В грудь ударило, я обмяк, приложившись челюстью об пластину крыла. Мои руки заскользили по гладкой костяной плите, ноги оторвались от земли, пнули по глинистому краю обрыва, закачались в пустоте. Сердце нырнуло в пятки. Я полетел в никуда.

Внутри меня вспыхнул сноп черно-красных пуль. Ах, нет, губка ни причем, это мое. Черный – буйство злости, ярости. Черно-красный – торжество боли. Но что такое красный? Невесомость?

Колючие заросли воткнулись в грудь и лицо. Сухие губы смочила кровь. Из левой руки торчала белая кость – прям кость, прям торчала. Как и задумал. Черт, из правой тоже что-то торчало. И из плеча. Левый глаз совсем не видел.

Переборщили.

Из-за дальних кустов ко мне поползли тени – слава Богу, тени, не змеи, – заскрипели ветви, резкие голоса раздались над ухом. Я смог чуть-чуть сдвинуть голову. И понял, что ни черта не слава Богу.

Тени отбрасывали высокие существа. Песочно-желтые лица, плотные белоснежные повязки поверх походных костюмов под зелеными плащами. Не ананси, не люди. На костяшках незнакомцев сверкали острыми концами твердые наросты, белые как их пявязки. Аксамит.

Я попал в руки унголам. Врагам Гарнизона.

Один из унголов приблизился, снял пачку бинтов с ветки, покачивавшуюся над моей неподвижной ногой. Полиэтиленовая упаковка натянулась под желтыми толстыми пальцами и с хрустом порвалась. Показались бинты – серые, почти грязные на фоне ослепительного аксамита унголов.

Унгол с бинтами наклонился ко мне. Коснулся торчавшей кости. Черно-красные линии вспыхнули в мозгу.

История моей жизни полетела к чертям. Мое сознание накрыл черный эндшпиль.

Глава 10

Кошмарный сон выплюнул меня в белую комнату. Белые стены и потолок сверкали, как отделка и мебель в кабинете Гертена. Как аксамит унголов.

Щека моя тонула в мягкой подушке. Левый глаз снова видел, мускулы и кости даже не чесались. Мягкая хлопковая рубашка щекотала кожу. Сладкая нега разливалась по телу, я не шевелился. Душа наполнялась покоем и радостью, что я живой – живой я!

Напротив моего лица стену пачкал небольшой мокрый желтый подтек.

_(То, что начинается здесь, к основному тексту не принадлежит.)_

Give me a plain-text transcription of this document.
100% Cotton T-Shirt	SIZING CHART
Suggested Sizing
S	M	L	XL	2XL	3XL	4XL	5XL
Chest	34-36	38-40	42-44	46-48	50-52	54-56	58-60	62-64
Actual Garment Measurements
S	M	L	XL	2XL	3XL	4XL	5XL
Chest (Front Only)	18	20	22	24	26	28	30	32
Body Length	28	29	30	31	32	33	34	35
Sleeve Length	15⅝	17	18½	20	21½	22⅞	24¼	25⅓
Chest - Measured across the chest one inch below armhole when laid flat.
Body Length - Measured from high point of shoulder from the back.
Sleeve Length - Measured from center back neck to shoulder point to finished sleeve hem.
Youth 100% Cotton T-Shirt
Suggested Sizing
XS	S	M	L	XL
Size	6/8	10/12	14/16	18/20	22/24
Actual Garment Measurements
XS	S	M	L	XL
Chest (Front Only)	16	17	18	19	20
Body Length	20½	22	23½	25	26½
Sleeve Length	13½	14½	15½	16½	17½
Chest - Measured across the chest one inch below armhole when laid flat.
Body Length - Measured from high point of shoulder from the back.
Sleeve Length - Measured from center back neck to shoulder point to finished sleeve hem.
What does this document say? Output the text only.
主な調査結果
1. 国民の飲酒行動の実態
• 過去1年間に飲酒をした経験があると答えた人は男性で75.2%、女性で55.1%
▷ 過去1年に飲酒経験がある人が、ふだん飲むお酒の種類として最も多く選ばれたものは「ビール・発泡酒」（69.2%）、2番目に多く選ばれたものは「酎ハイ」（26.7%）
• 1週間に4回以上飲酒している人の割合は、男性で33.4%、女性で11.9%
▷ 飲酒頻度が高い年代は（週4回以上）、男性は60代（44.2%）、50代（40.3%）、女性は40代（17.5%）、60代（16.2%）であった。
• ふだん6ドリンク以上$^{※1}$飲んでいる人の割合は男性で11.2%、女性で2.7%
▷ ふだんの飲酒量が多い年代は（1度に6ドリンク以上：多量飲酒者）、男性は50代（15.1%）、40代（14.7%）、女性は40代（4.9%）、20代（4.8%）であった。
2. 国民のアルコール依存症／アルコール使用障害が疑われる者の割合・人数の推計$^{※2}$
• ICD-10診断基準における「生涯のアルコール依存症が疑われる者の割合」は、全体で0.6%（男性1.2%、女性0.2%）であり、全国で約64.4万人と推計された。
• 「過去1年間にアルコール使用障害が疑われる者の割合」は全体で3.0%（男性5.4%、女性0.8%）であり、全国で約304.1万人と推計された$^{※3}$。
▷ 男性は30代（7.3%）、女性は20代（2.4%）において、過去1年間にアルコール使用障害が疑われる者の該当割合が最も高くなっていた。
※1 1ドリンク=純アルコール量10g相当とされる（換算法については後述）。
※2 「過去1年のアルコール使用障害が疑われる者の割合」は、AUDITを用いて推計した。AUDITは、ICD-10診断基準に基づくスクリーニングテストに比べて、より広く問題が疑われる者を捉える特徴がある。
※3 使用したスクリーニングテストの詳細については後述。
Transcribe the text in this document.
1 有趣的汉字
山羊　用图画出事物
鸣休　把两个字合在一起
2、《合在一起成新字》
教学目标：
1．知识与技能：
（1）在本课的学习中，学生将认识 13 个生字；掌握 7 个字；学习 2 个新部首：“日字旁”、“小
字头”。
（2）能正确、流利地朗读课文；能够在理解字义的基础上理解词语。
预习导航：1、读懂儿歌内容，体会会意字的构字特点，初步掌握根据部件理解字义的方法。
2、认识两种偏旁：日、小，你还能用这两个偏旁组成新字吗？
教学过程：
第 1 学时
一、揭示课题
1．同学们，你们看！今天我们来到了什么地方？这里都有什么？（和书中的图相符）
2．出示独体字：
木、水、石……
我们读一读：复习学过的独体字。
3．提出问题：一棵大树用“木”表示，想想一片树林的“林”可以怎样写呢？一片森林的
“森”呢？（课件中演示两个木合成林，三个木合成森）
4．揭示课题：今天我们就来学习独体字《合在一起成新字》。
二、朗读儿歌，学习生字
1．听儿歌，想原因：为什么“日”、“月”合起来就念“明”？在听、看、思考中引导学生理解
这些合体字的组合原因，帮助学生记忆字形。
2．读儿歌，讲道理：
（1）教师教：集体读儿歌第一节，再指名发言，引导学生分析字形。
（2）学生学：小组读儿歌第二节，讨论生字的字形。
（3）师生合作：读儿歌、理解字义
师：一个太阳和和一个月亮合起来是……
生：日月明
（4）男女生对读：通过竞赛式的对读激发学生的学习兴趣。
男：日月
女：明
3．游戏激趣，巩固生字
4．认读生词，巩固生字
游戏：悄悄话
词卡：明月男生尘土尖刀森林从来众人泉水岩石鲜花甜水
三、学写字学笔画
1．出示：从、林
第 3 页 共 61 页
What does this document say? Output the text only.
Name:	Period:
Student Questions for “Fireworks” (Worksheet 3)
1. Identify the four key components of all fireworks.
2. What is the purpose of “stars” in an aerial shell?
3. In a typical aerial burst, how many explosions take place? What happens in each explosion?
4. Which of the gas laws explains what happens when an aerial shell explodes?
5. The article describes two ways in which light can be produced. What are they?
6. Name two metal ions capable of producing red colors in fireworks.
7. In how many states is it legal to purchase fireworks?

Желто-песочный, как кожа унголов.

Об унголах я знал мало. Шесть лет назад ананси провели только что похищенным детям вводную лекцию о своем мире, о сказке, куда нас занесло. На планете Люмен, говорил лектор-ананси, обитают более десятка рас одного гуманоидного вида Ареопы. Самые малая и большая расы – ананси и унголы – воюют между собой уже многие столетия. Почему, нам не объяснили.

Расы, вид, гуманоидный… Мы, дети, слушали эту взрослую белиберду и хлопали глазами.

– Сорри, извините, – спросила Сильвия. – То есть, ананси приходятся унголам кузенами?

Ананси-лектор сказал, что нет, ананси и унголы не ближе друг другу, чем экваториальная и европеоидная расы людей, что окончательно погрузило нас в уныние.

Позже я и Мана спросили Динь-Динь, как старшего, о чем нам втолковывали.

– А, так они о неграх и белых, – ответил белокурый француз.

– Тогда вообще ничего не понимаю, – сказал я. – Почему ананси и унголы дерутся? Я ведь не дерусь с Маной.

Тут же трава лужайки выскользнула у меня из-под ног. Нагретые солнцем листья лопуха обожгли шею. Я удивленно уставился на небо, а небо – на меня. Мана убрала подножку и заявила:

– Никакая я не негра, я – парду, латиноамериканка.

– Сожалею, – понурил голову.

Бразильянка протянула мне руку. Я схватил девочку за локоть и опрокинул рядом на траву.

– Сожалею, что думал, что не дерусь с тобой.

Мы оглядели друг друга – одежда и волосы в траве и колючках ежовника, – и залились смехом. Динь-Динь поспешил прочь от нас, ненормальных.

Я все пялился, как ненормальный, на желтый подтек на стене и не сразу заметил, что связан. Какие-то вязаные шнурки опутали мне руки и ноги. На шнурках болталась куча пустых разноцветных мешочков с вышитыми рисунками и иероглифами. Первая мысль возникла: меня хотят принести в жертву Асмодею или еще кому.